Posttraumatic stress disorder is the fourth most common DSM-III-R disorder, afflicting 7% to 14% of the population at some time in their lives (Yehuda, 2002). Although exposure to trauma is thought to be the major cause of PTSD, there is a marked discrepancy between the number of people exposed to trauma and the number of people who develop PTSD. If one considers the prevalence of PTSD solely among individuals who have been exposed to a potentially traumatic event as defined by the DSM-IV, it would become clear that only about 9% of men and 20% of women who are so exposed develop this disorder (Kessler et al., 1995).
The nature of the trauma experienced seems to be a highly significant factor in determining whether PTSD will develop. Events involving interpersonal violence, such as torture, rape, assaultive violence and combat, are more potent elicitors of PTSD than experiences such as motor vehicle accidents and natural disasters. The former events produce PTSD in as many as 50% to 75% of trauma survivors, whereas the latter types of events often result in PTSD
Exposure to traumatic stress results in a fear response that involves the initiation of concurrent and instantaneous biological responses that help assess the level of danger and then organize an appropriate behavioral response. The amygdala begins the process of activating the neurochemical and neuroanatomical circuitry of fear by activating the startle response, the parasympathetic and sympathetic nervous systems, and the hypothalamic-pituitary-adrenal responses to stress. The hippocampus is involved in helping to terminate these responses. Indeed, this coordinated response to stress is ultimately contained by the release of cortisol from the adrenal gland. The important question in PTSD has been whether and to what extent the normal processes involved in the mounting and containment of stress responses are relevant.

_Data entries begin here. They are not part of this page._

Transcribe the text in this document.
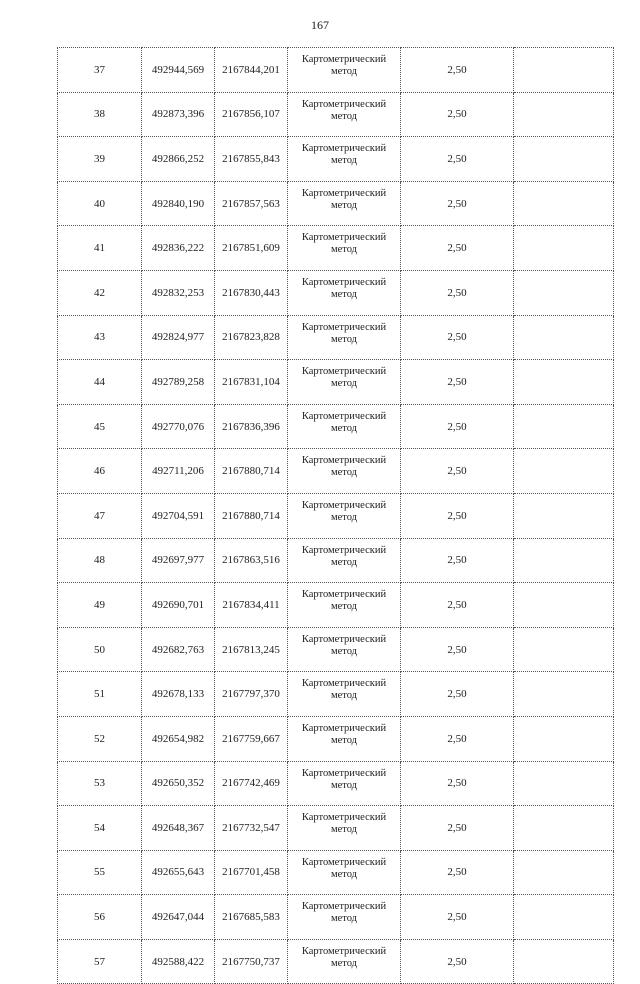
167
37	492944,569	2167844,201	Картометрический
метод	2,50	
38	492873,396	2167856,107	Картометрический
метод	2,50	
39	492866,252	2167855,843	Картометрический
метод	2,50	
40	492840,190	2167857,563	Картометрический
метод	2,50	
41	492836,222	2167851,609	Картометрический
метод	2,50	
42	492832,253	2167830,443	Картометрический
метод	2,50	
43	492824,977	2167823,828	Картометрический
метод	2,50	
44	492789,258	2167831,104	Картометрический
метод	2,50	
45	492770,076	2167836,396	Картометрический
метод	2,50	
46	492711,206	2167880,714	Картометрический
метод	2,50	
47	492704,591	2167880,714	Картометрический
метод	2,50	
48	492697,977	2167863,516	Картометрический
метод	2,50	
49	492690,701	2167834,411	Картометрический
метод	2,50	
50	492682,763	2167813,245	Картометрический
метод	2,50	
51	492678,133	2167797,370	Картометрический
метод	2,50	
52	492654,982	2167759,667	Картометрический
метод	2,50	
53	492650,352	2167742,469	Картометрический
метод	2,50	
54	492648,367	2167732,547	Картометрический
метод	2,50	
55	492655,643	2167701,458	Картометрический
метод	2,50	
56	492647,044	2167685,583	Картометрический
метод	2,50	
57	492588,422	2167750,737	Картометрический
метод	2,50	
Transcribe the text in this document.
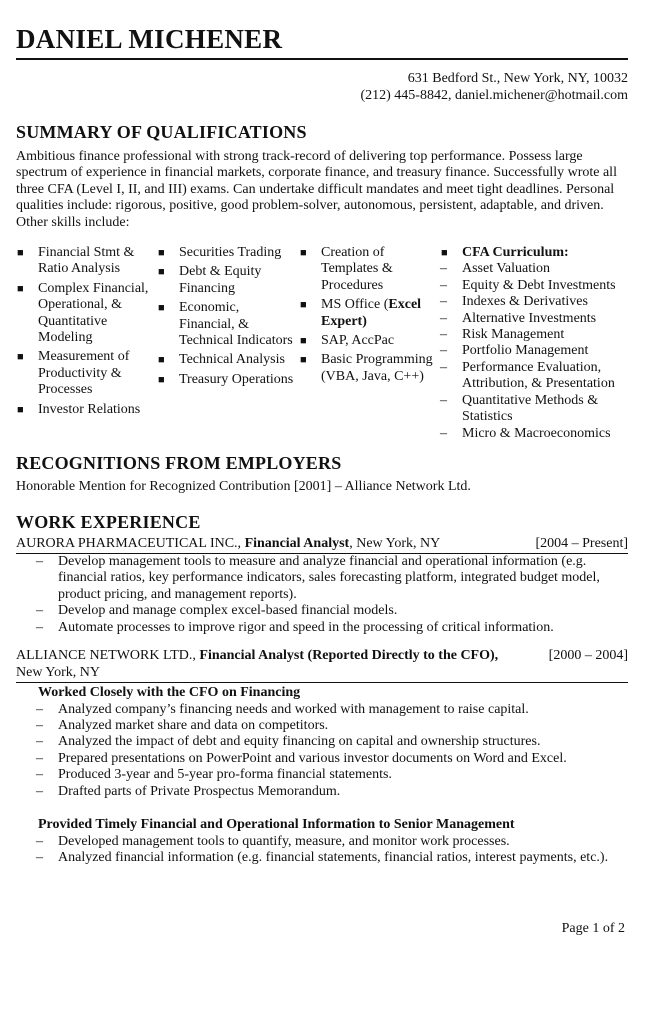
DANIEL MICHENER
631 Bedford St., New York, NY, 10032
(212) 445-8842, daniel.michener@hotmail.com
SUMMARY OF QUALIFICATIONS
Ambitious finance professional with strong track-record of delivering top performance. Possess large spectrum of experience in financial markets, corporate finance, and treasury finance. Successfully wrote all three CFA (Level I, II, and III) exams. Can undertake difficult mandates and meet tight deadlines. Personal qualities include: rigorous, positive, good problem-solver, autonomous, persistent, adaptable, and driven. Other skills include:
■ Financial Stmt & Ratio Analysis
■ Complex Financial, Operational, & Quantitative Modeling
■ Measurement of Productivity & Processes
■ Investor Relations
■ Securities Trading
■ Debt & Equity Financing
■ Economic, Financial, & Technical Indicators
■ Technical Analysis
■ Treasury Operations
■ Creation of Templates & Procedures
■ MS Office (Excel Expert)
■ SAP, AccPac
■ Basic Programming (VBA, Java, C++)
■ CFA Curriculum:
– Asset Valuation
– Equity & Debt Investments
– Indexes & Derivatives
– Alternative Investments
– Risk Management
– Portfolio Management
– Performance Evaluation, Attribution, & Presentation
– Quantitative Methods & Statistics
– Micro & Macroeconomics
RECOGNITIONS FROM EMPLOYERS
Honorable Mention for Recognized Contribution [2001] – Alliance Network Ltd.
WORK EXPERIENCE
AURORA PHARMACEUTICAL INC., Financial Analyst, New York, NY	[2004 – Present]
– Develop management tools to measure and analyze financial and operational information (e.g. financial ratios, key performance indicators, sales forecasting platform, integrated budget model, product pricing, and management reports).
– Develop and manage complex excel-based financial models.
– Automate processes to improve rigor and speed in the processing of critical information.
ALLIANCE NETWORK LTD., Financial Analyst (Reported Directly to the CFO),	[2000 – 2004]
New York, NY
Worked Closely with the CFO on Financing
– Analyzed company’s financing needs and worked with management to raise capital.
– Analyzed market share and data on competitors.
– Analyzed the impact of debt and equity financing on capital and ownership structures.
– Prepared presentations on PowerPoint and various investor documents on Word and Excel.
– Produced 3-year and 5-year pro-forma financial statements.
– Drafted parts of Private Prospectus Memorandum.
Provided Timely Financial and Operational Information to Senior Management
– Developed management tools to quantify, measure, and monitor work processes.
– Analyzed financial information (e.g. financial statements, financial ratios, interest payments, etc.).
Page 1 of 2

Recent data from prospective studies suggest that, in individuals who develop PTSD, there is an attenuated rise in cortisol in the immediate aftermath of the trauma, and there is evidence of greater sympathetic nervous system arousal (i.e., increased heart rate), suggesting that the fear response is not effectively contained (Yehuda et al., 1998). Relatively lower cortisol levels following trauma may constitute a biologic risk factor for PTSD. Indeed, relatively lower cortisol levels have been noted in adults with chronic PTSD (Yehuda, 2002).

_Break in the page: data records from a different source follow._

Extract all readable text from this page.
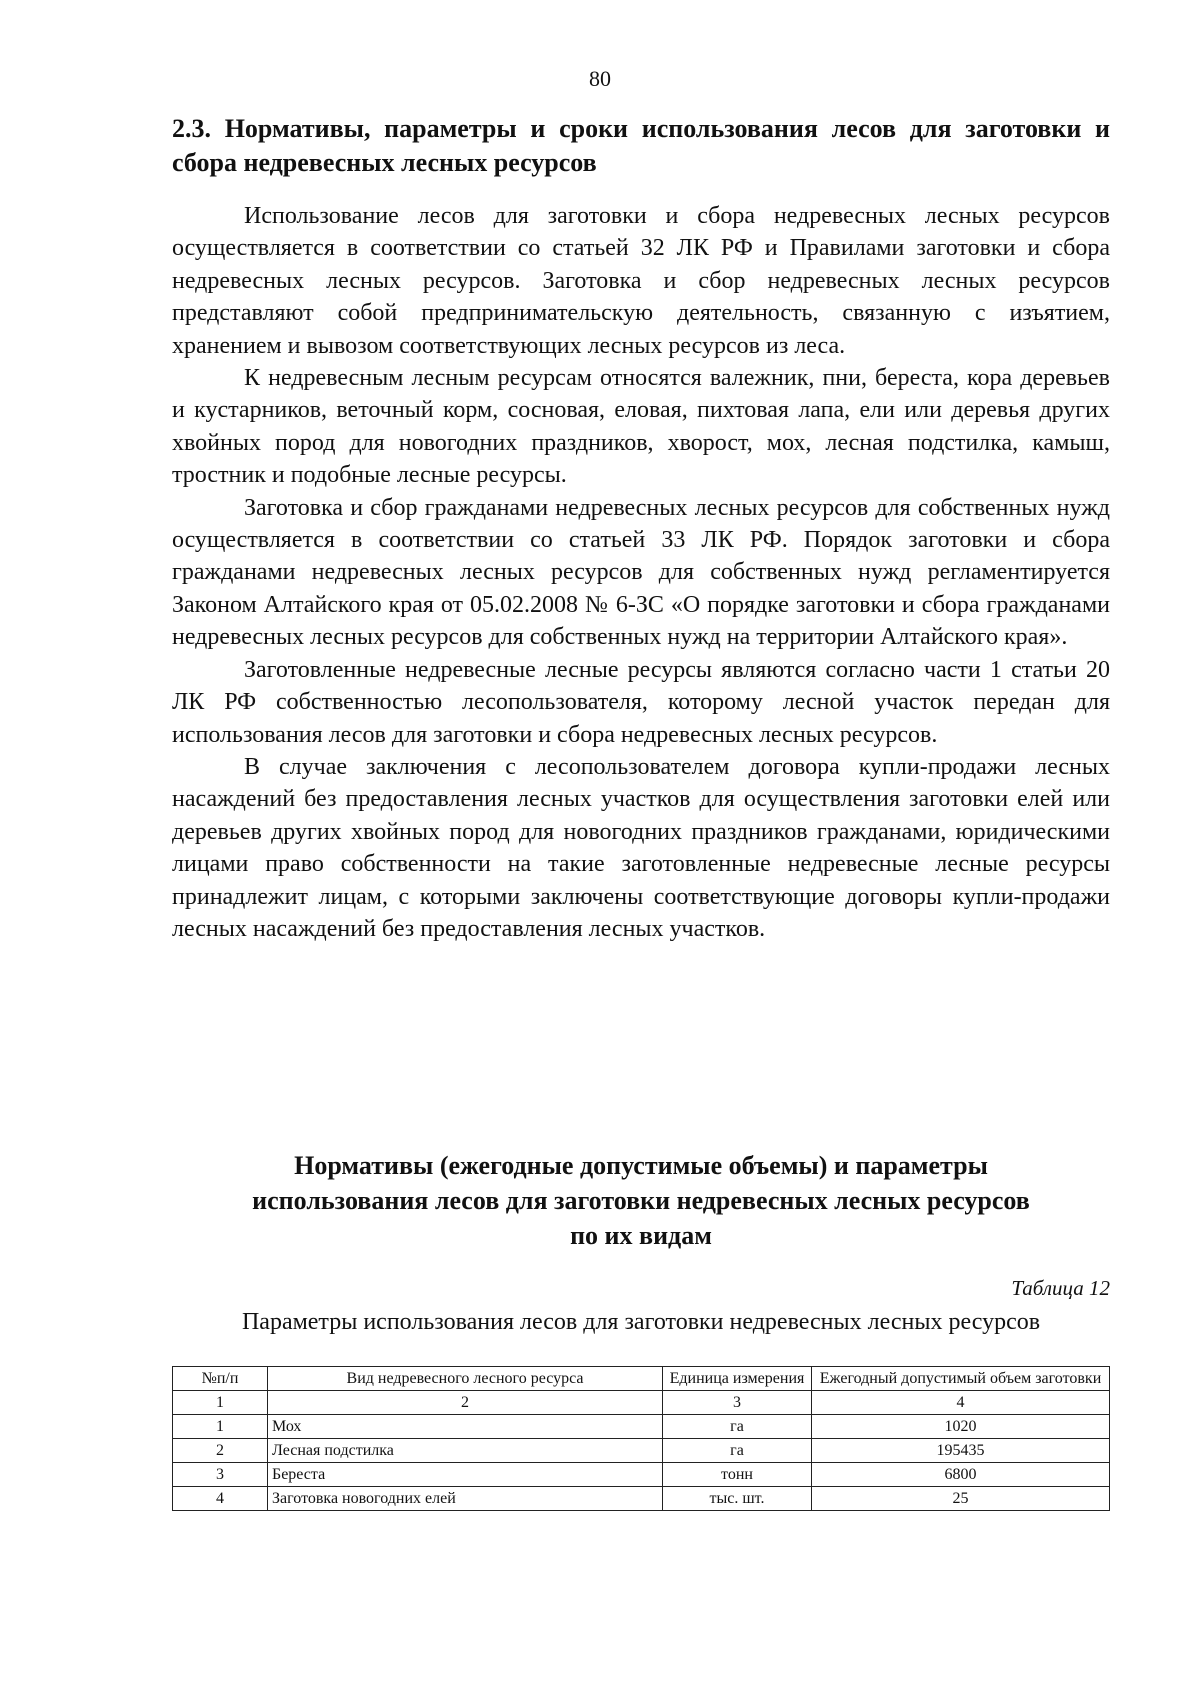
80
2.3. Нормативы, параметры и сроки использования лесов для заготовки и сбора недревесных лесных ресурсов

Использование лесов для заготовки и сбора недревесных лесных ресурсов осуществляется в соответствии со статьей 32 ЛК РФ и Правилами заготовки и сбора недревесных лесных ресурсов. Заготовка и сбор недревесных лесных ресурсов представляют собой предпринимательскую деятельность, связанную с изъятием, хранением и вывозом соответствующих лесных ресурсов из леса.

К недревесным лесным ресурсам относятся валежник, пни, береста, кора деревьев и кустарников, веточный корм, сосновая, еловая, пихтовая лапа, ели или деревья других хвойных пород для новогодних праздников, хворост, мох, лесная подстилка, камыш, тростник и подобные лесные ресурсы.

Заготовка и сбор гражданами недревесных лесных ресурсов для собственных нужд осуществляется в соответствии со статьей 33 ЛК РФ. Порядок заготовки и сбора гражданами недревесных лесных ресурсов для собственных нужд регламентируется Законом Алтайского края от 05.02.2008 № 6-ЗС «О порядке заготовки и сбора гражданами недревесных лесных ресурсов для собственных нужд на территории Алтайского края».

Заготовленные недревесные лесные ресурсы являются согласно части 1 статьи 20 ЛК РФ собственностью лесопользователя, которому лесной участок передан для использования лесов для заготовки и сбора недревесных лесных ресурсов.

В случае заключения с лесопользователем договора купли-продажи лесных насаждений без предоставления лесных участков для осуществления заготовки елей или деревьев других хвойных пород для новогодних праздников гражданами, юридическими лицами право собственности на такие заготовленные недревесные лесные ресурсы принадлежит лицам, с которыми заключены соответствующие договоры купли-продажи лесных насаждений без предоставления лесных участков.

Нормативы (ежегодные допустимые объемы) и параметры
использования лесов для заготовки недревесных лесных ресурсов
по их видам
Таблица 12
Параметры использования лесов для заготовки недревесных лесных ресурсов
№п/п	Вид недревесного лесного ресурса	Единица измерения	Ежегодный допустимый объем заготовки
1	2	3	4
1	Мох	га	1020
2	Лесная подстилка	га	195435
3	Береста	тонн	6800
4	Заготовка новогодних елей	тыс. шт.	25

Thus, one model explaining the development of PTSD following trauma proposes that the increased sympathetic nervous system activity leads to an exaggerated sympathetic nervous system response to the trauma, manifested by an increased concentration of adrenaline. This in turn initiates a process in which traumatic memories become over-consolidated or inappropriately remembered due to an exaggerated level of distress. The primary mechanism through which adrenaline facilitates memory formation is by maintaining organisms at a high level of arousal. If cortisol fails to adequately shut down adrenaline, this arousal might be prolonged and the consolidation of the memory facilitated. The increased distress every time there are traumatic reminders would further activate stress-responsive systems, resulting in secondary biological alterations associated with anxiety and hyperarousal (Yehuda, 2002).